Digesting the Federal Reserve’s latest meeting and its impact on the US dollar and US rate expectations was the order of the day yesterday. As we highlighted yesterday, the main reaction is to smash the consensus on a number of issues that the market took as close to sure thing as you can get. These are namely that the USD will continue to run higher through 2015 as the Federal Reserve hikes interest rates.
Rally over for the dollar?
Both HSBC (LONDON:HSBA) and JP morgan put out notes yesterday calling the end of the run higher for the USD. Both based their thoughts around the doubts that the rally could be sustained in the face of lower inflation within the US economy and globally. A strong dollar while reducing inflation also pressures growth lower as companies with overseas operations see profit margins squeezed. Q1 has been filled with stories from US multinationals losing money on their European assets in dollar terms. The amount lost by Apple (NASDAQ:AAPL) on currency in Q4 was more than Google (NASDAQ:GOOGL) is worth.
Janet Yellen and the Federal Reserve have introduced some two-way risks to USD markets following its performance as a one-way street for the best part of the year. Although a rate hike in September of this year is a lot earlier than any other central bank the uncertainty is back.
A rate cut from the Bank of England?
Andy Haldane, the Bank of England’s Chief Economist, yesterday delivered a speech to businesses that took sterling lower on the session. While he said that there was no immediate case to change policy in the United Kingdom, the risks for inflation here are skewed towards the downside as a result of combination of low oil prices, poor demand, and strength of the pound.
He then went on to say that he saw the decision as to whether the Bank of England should hike or cut interest rates as balanced. “In my view, that means policy needs to stand ready to move off either foot in the period ahead” he said, before emphasizing this could be done via an interest rate cut or an increase in QE.
UK inflation fears
The fears over inflation stem from the belief that the labor market in the UK is not bringing wages higher fast enough. Haldane sees that the level of slack that needs to be taken up within the UK jobs market is vastly more than the Bank of England is predicting at the moment and therefore wage increases may remain difficult to come by in the coming months and years ahead.

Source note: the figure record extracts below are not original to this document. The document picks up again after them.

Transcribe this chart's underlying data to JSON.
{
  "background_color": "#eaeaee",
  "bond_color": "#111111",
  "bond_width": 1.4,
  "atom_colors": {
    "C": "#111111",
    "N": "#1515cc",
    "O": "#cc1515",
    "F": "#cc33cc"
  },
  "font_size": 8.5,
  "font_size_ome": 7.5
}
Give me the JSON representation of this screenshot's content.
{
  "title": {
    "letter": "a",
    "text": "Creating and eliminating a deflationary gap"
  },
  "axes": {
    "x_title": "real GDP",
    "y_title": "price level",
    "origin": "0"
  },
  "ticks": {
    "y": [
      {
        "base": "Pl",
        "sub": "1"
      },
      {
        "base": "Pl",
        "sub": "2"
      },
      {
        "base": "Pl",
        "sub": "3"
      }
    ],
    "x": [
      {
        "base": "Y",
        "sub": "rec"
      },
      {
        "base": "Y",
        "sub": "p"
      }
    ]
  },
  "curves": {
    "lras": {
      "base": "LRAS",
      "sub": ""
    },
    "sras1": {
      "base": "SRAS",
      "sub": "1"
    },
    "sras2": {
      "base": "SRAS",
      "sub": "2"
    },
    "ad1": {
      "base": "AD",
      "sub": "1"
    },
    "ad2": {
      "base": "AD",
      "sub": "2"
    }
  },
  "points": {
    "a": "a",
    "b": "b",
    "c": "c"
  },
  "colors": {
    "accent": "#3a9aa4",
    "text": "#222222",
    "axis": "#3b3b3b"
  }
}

Well we now know who the most dovish member of the MPC is. While you must never say never in financial markets, the surprise of an interest rate cut from the Bank of England would be quite something. In any case, sterling was taken lower by this talk and will have to rely on inflation and wage data to reverse this and Haldane’s thoughts.
Australia looking at ‘sub-average’ growth
Reserve Bank of Australia Governor Glenn Stevens gave a speech overnight in Melbourne “The massive run-up in the resources sector capital spending that was a natural response to earlier very high prices is reversing, causing a drag on demand. The decline in the exchange rate is assisting the transition. But we have always said we cannot hope to fine-tune this transition.” The decision at the margin for policymakers in Australia, and in many countries is whether interest rates, that are already low, are not low enough.